A solução que reside na eliminação da diferença: os Proscritos de Roma Parte II

Dentre eles, dois merecem destaque. O primeiro foi Marco Antônio, leal oficial de César que serviu com ele tanto na conquista da Gália (atual França e Bélgica) quanto na guerra civil que César travou após ela (ops, isso será assunto de um outro post...). A época dos Idos de Março, Marco Antônio ocupava o cargo de Cônsul (o mais alto e prestigiado cargo do Senado Romano, que detinha os maiores poderes), como parte de sua recompensa pelos longos anos a serviço de César. Quando soube de seu assassinato, Marco Antônio foi suficientemente inteligente para propor um acordo aos libertadores: todos aqueles que participaram do tiranicídio de César seriam anistiados e, em troca, todas as ações que César havia feito tanto em vida quanto havia deixado em testamento seriam ratificadas, ou seja, não seriam anuladas.

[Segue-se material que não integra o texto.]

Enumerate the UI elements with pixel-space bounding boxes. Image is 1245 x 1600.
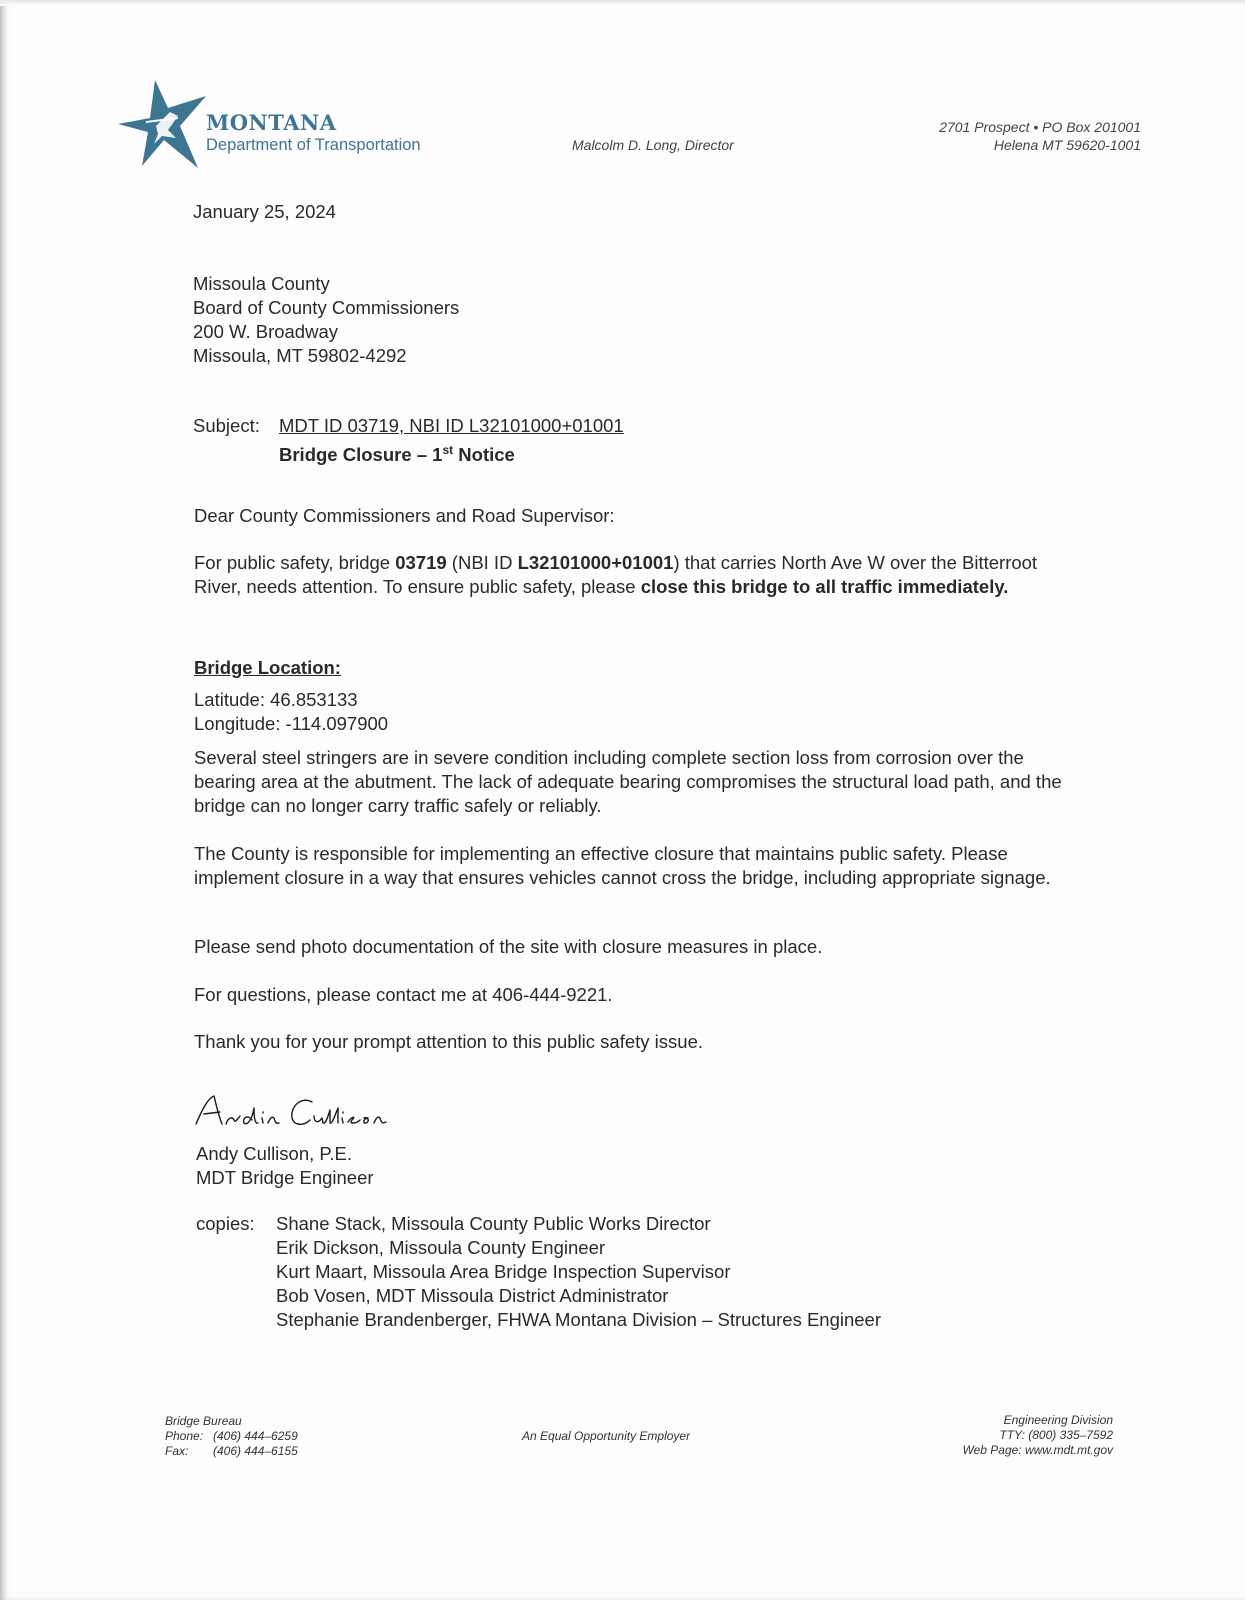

Sem tropas próprias ou apoio entre a população romana, os libertadores haviam aceitado o acordo proposto por Marco Antônio, que além da força conferida pelo cargo de Cônsul também havia conseguido trazer para o seu lado a maior parte dos veteranos de César com promessas de vultuosas recompensas. Após este evento, concordou-se que deveria haver um funeral público para César, onde Marco Antônio e Brutus fariam um discurso em conjunto para mostrar (ao menos superficialmente) unidade da classe politica romana. Foi lá onde Marco Antônio, após esperar pacientemente, deu seu mais duro golpe contra os libertadores.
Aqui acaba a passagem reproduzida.